An Important New Study Explains Why Obamacare's Medicaid Expansion Reduced Criminal Recidivism Rates

A group of academic researchers, led by Erkmen G. Aslim from Texas A&M University, have released a new study that finds that Obamacare's Medicaid expansion has substantially lowered criminal recidivism rates. It accomplished this by addressing the two underlying causes for more than half of all crime in America, addiction and mental illness. As the states expanded Medicaid coverage, many former criminals were able to access mental health and substance abuse care for the first times in their lives.
Before the Affordable Care Act [ACA], about 90% of those in prisons and jails in the United States were uninsured. Medicaid didn't cover poor adults who weren’t parents living with their minor children or people with disabilities. So, many low-income individuals with mental health and addiction problems didn't receive care, and those that committed crimes and were incarcerated rarely received the help they needed in prison. When they were released they often had the same problems and committed new crimes for which they received longer sentences as recidivists and the downward spiral continued.
The ACA expanded Medicaid eligibility to all adults with incomes below 138 percent of the poverty line, including many single individuals who were ex-offenders.
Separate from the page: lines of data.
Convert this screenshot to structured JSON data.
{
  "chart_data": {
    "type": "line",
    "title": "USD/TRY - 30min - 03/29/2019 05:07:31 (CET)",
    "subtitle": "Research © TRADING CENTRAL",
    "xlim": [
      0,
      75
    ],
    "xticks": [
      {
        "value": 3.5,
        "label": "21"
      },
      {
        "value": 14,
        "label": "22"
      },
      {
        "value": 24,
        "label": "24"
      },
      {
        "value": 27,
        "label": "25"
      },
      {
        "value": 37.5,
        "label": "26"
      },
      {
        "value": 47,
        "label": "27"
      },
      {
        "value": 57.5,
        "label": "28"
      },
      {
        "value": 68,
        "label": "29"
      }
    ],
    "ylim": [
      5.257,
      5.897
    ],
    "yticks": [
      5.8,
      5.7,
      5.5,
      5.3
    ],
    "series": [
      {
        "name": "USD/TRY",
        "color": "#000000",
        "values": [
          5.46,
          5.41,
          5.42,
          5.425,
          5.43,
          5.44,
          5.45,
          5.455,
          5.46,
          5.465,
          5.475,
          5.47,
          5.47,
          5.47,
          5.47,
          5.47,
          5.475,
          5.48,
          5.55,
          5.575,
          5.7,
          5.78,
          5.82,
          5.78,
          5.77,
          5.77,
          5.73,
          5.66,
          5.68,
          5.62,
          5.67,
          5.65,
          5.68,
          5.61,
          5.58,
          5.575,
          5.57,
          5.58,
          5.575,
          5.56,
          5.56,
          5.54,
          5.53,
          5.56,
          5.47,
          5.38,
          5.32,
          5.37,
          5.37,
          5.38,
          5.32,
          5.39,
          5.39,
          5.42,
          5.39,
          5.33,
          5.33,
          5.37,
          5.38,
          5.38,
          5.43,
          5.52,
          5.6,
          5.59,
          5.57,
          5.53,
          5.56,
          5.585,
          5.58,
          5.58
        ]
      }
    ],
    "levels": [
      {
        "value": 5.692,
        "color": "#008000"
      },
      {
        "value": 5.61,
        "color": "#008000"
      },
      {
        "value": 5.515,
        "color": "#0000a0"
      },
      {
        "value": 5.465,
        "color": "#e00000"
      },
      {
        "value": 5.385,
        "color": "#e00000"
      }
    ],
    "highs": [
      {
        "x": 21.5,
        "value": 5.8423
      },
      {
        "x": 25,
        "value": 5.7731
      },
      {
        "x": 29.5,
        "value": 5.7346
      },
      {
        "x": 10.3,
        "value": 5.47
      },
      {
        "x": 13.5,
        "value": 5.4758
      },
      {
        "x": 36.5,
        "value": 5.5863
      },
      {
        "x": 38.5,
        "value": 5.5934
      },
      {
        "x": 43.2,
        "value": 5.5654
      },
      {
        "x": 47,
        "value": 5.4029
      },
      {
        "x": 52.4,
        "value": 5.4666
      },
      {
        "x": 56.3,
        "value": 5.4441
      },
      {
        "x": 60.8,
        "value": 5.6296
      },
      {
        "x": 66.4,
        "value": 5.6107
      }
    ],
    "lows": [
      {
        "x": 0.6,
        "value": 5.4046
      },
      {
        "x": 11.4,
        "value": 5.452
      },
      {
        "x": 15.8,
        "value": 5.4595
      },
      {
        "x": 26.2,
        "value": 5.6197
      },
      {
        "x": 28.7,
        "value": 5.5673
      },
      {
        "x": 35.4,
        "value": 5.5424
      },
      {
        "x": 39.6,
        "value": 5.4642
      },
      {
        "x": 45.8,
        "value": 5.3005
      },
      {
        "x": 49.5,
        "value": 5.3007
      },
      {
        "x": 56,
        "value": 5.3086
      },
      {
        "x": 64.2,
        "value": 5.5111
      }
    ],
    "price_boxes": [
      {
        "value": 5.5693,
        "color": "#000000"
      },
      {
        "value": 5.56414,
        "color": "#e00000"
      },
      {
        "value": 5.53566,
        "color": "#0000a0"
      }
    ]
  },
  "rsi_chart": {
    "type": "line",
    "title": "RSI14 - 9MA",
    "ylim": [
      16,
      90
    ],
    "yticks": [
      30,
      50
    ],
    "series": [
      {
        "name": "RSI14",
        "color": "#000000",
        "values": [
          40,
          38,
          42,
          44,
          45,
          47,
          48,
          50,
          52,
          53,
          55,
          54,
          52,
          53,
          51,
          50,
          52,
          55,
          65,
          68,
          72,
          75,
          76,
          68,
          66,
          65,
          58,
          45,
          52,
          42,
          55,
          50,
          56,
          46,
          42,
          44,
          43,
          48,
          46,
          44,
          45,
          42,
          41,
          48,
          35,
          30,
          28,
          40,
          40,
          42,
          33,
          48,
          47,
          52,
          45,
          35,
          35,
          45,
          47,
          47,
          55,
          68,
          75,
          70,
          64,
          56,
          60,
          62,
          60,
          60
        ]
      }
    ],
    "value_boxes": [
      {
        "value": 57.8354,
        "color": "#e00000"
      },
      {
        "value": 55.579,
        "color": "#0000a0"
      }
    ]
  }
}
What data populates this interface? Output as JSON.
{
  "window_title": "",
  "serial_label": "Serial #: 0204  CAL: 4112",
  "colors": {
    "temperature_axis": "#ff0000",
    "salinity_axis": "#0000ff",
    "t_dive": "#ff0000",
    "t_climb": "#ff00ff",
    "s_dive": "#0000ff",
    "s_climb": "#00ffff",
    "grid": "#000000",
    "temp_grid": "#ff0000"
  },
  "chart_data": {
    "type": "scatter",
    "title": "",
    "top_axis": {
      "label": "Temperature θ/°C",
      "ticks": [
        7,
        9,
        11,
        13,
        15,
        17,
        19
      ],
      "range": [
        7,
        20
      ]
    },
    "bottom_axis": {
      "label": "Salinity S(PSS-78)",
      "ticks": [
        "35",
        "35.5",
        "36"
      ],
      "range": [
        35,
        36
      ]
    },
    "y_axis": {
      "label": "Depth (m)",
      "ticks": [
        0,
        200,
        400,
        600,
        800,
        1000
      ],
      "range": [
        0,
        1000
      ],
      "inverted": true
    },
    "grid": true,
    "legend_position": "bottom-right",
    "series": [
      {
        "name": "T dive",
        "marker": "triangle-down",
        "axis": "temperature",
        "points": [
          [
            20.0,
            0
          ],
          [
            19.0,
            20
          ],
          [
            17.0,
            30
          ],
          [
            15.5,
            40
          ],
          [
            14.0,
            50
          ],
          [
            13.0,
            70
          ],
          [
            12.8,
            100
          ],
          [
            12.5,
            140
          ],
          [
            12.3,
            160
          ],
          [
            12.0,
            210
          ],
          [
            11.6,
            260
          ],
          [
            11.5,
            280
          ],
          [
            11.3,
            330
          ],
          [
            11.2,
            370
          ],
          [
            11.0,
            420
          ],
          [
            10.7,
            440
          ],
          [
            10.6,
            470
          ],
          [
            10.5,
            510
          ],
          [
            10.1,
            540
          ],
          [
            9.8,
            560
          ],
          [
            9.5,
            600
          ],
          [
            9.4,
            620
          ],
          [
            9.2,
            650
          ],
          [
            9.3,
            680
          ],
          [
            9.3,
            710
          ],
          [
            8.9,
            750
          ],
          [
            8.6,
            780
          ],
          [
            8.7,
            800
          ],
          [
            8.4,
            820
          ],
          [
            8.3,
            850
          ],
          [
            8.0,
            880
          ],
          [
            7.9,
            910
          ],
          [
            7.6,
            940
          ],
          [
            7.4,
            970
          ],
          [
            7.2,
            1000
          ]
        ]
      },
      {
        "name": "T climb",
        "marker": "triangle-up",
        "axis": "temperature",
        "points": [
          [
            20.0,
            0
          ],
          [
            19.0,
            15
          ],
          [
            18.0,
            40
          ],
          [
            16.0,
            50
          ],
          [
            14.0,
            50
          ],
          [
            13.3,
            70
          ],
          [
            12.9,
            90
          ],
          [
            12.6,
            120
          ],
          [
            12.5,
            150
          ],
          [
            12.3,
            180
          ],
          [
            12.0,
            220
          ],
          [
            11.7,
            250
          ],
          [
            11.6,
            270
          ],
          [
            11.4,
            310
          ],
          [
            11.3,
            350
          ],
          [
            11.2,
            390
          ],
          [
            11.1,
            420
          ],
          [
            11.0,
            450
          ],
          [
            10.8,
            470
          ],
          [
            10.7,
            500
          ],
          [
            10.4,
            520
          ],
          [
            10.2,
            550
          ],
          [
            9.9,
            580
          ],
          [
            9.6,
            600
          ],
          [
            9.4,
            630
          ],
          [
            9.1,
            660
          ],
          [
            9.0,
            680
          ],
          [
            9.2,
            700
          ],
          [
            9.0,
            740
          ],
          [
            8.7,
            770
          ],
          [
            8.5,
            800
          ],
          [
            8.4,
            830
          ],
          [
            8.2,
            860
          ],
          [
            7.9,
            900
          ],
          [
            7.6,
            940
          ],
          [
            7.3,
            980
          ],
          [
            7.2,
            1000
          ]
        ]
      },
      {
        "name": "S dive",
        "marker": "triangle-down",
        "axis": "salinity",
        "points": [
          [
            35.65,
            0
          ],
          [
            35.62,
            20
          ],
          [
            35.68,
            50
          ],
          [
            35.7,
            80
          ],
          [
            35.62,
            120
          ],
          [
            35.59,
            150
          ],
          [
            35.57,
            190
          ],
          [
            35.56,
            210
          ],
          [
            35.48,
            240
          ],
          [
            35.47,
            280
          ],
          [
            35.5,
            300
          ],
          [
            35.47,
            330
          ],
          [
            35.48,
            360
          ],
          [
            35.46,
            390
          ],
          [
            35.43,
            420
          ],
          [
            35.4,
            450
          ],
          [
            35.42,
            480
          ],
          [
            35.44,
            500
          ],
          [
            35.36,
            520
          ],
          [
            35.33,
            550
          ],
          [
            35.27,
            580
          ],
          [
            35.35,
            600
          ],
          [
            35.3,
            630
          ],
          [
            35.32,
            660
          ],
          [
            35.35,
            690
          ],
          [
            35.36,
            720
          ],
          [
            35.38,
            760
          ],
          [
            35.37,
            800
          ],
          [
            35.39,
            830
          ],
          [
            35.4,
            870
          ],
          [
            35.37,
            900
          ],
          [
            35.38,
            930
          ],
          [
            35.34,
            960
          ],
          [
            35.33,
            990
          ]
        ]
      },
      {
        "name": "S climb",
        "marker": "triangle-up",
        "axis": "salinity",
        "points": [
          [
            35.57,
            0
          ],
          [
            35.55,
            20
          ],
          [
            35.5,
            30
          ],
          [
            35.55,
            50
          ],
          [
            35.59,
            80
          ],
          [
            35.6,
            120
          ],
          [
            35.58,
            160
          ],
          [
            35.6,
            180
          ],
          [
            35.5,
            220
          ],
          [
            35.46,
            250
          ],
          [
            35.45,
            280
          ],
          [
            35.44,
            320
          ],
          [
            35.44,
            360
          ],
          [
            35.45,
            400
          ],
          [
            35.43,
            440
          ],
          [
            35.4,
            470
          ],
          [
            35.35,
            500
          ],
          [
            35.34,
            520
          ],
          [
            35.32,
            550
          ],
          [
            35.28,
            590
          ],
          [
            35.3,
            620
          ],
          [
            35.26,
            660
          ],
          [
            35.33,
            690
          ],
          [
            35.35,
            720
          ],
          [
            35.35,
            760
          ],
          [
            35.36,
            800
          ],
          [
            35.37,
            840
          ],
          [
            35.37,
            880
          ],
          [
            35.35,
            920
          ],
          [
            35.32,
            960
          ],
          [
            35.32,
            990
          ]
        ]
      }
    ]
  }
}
Several progressive states like Michigan took advantage of this to help newly released prisoners get substance abuse and mental health care.
Judith Solomon, The Center on Budget and Policy Priorities: "As one example, a study of a Michigan program to help recently released prisoners obtain community-based health care and social services found that it cut the recidivism rate by more than half, from 46 percent to 21.8 percent. Similarly, a study that the Department of Justice funded in Florida and Washington found that “in both states, 16 percent fewer jail detainees with serious mental illnesses who had Medicaid benefits at the time of their release returned to jail the following year, compared to similar detainees who did not have Medicaid.”
Dr. Aslim's new study found similar results looking at a larger population of ex-offenders.
Social Science Research Network: "Using administrative data on prison admission and release records from 2010 to 2016, we find that the [Medicaid] expansions decrease recidivism for both violent and public order crimes. In addition, we find that the public coverage expansions substantially increase access to substance use disorder treatment."
They found a 31% to 40% reduction among multi-time reoffenders between 2010 and 2016.
ACA's Medicaid expansion might be the most effective tool we have ever had to reduce recidivism rates in America. We have to be proactive, however, in directing newly released individuals to the help they need, and can now afford.